Too late now, but in future, always try an eval version of software; if you can't get it to work then don't buy (and if the company won't give you an eval then just run away!)
22nd April 2010, 09:33 AM #3
You may also fair better in getting a refund if the software was supplied to you as a recommendation... i.e. you asked your supplier for a piece of software that does X, Y and Z rather than asking for a particular product. Under these circumstances, your argument would be that the software supplied does not meet your specifications and is not fir for purpose.
22nd April 2010, 09:38 AM #4
Thanks. I did spent a long time testing it on a test network but I had to use Hyper-V as I didn't have the XenServer system at the time. The niggles I can live with at the moment as they aren't critical, the entire program not installing or working correctly just because I've changed to another hypervisor is unexpected and makes the entire thing useless in it's current state.
22nd April 2010, 09:44 AM #5
I also spent a long time talking to their sales people and had a remote demo. I told them what I was doing (rebuilding an entire site - I need something that works to make that easier). At the moment I can't deploy anything with it so I would say it isn't fit for purpose.
Originally Posted by Ric_
22nd April 2010, 09:54 AM #6
@morganw: You will probably be sent around the houses being told that you are running an unsupported setup too. If you find an old desktop and install Server and your deployment suite on there, you can rule out any problems with XenServer and show that the software is just plain rubbish.
22nd April 2010, 10:00 AM #7
Thanks, i'll do that today, test on a physical server attached to the new domain.
22nd April 2010, 11:51 AM #8
Right, just done this, it goes wrong at exactly the same point on a physical server as it does on a virtual server. All the rest of the server infrastructure is still on XenServer though.

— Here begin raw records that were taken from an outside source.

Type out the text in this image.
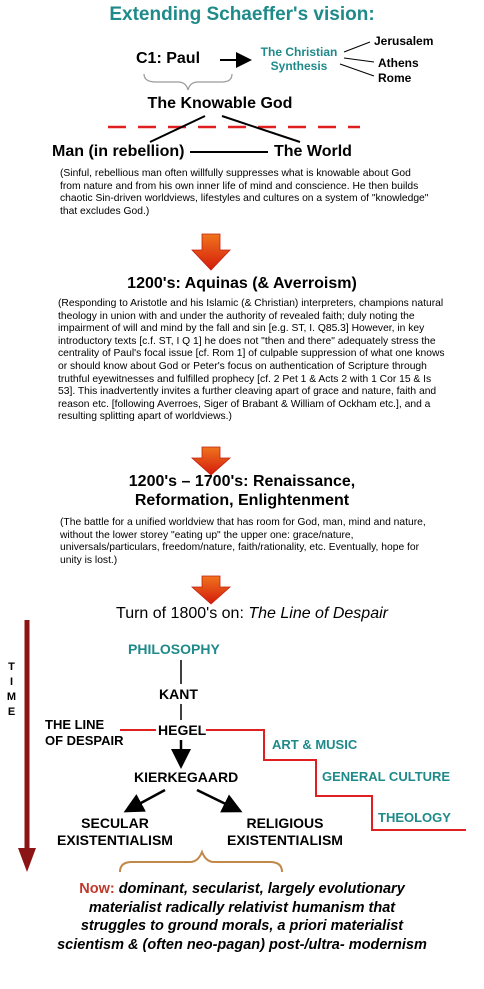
Extending Schaeffer's vision:
C1: Paul	The Christian Synthesis
Jerusalem
Athens
Rome
The Knowable God
Man (in rebellion)	The World
(Sinful, rebellious man often willfully suppresses what is knowable about God from nature and from his own inner life of mind and conscience. He then builds chaotic Sin-driven worldviews, lifestyles and cultures on a system of "knowledge" that excludes God.)
1200's: Aquinas (& Averroism)
(Responding to Aristotle and his Islamic (& Christian) interpreters, champions natural theology in union with and under the authority of revealed faith; duly noting the impairment of will and mind by the fall and sin [e.g. ST, I. Q85.3] However, in key introductory texts [c.f. ST, I Q 1] he does not "then and there" adequately stress the centrality of Paul's focal issue [cf. Rom 1] of culpable suppression of what one knows or should know about God or Peter's focus on authentication of Scripture through truthful eyewitnesses and fulfilled prophecy [cf. 2 Pet 1 & Acts 2 with 1 Cor 15 & Is 53]. This inadvertently invites a further cleaving apart of grace and nature, faith and reason etc. [following Averroes, Siger of Brabant & William of Ockham etc.], and a resulting splitting apart of worldviews.)
1200's – 1700's: Renaissance,
Reformation, Enlightenment
(The battle for a unified worldview that has room for God, man, mind and nature, without the lower storey "eating up" the upper one: grace/nature, universals/particulars, freedom/nature, faith/rationality, etc. Eventually, hope for unity is lost.)
Turn of 1800's on: The Line of Despair
T
I
M
E
PHILOSOPHY
KANT
HEGEL
THE LINE
OF DESPAIR	ART & MUSIC
GENERAL CULTURE
THEOLOGY
KIERKEGAARD
SECULAR
EXISTENTIALISM
RELIGIOUS
EXISTENTIALISM
Now: dominant, secularist, largely evolutionary materialist radically relativist humanism that struggles to ground morals, a priori materialist scientism & (often neo-pagan) post-/ultra- modernism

I've just read the EULA and I have a 90 day period where I can request a refund, but this will only be honoured if they cannot fix any issues within 'reasonable time'.
22nd April 2010, 12:03 PM #9
reasonable time for most companies is 60 days (42 working days), so provided you haven't had the software for 30 days or more, you should be good!
22nd April 2010, 12:13 PM #10
Software is covered by the consumer protection laws. It must be fit for purpose. You are entitled for it to be fixed or refunded.
27th April 2010, 11:57 AM #11
I used to think that if you buy software and find some bags, errors or even worse teh software doesnt work, developer or supplier (person, shop where you've bought it ) have to give your money back. Of course they have to provide a good support and try to help you with solving your problems (say what to do, coz perhaps you are doing somethign wrong, or repair the bag). If the problem isnt repaired they have to give your money back I suppose
Our problem is we never read licence agreement. But it is necessary if you buy software, ecpessialy if its rather expensive. To be in teh know what to do.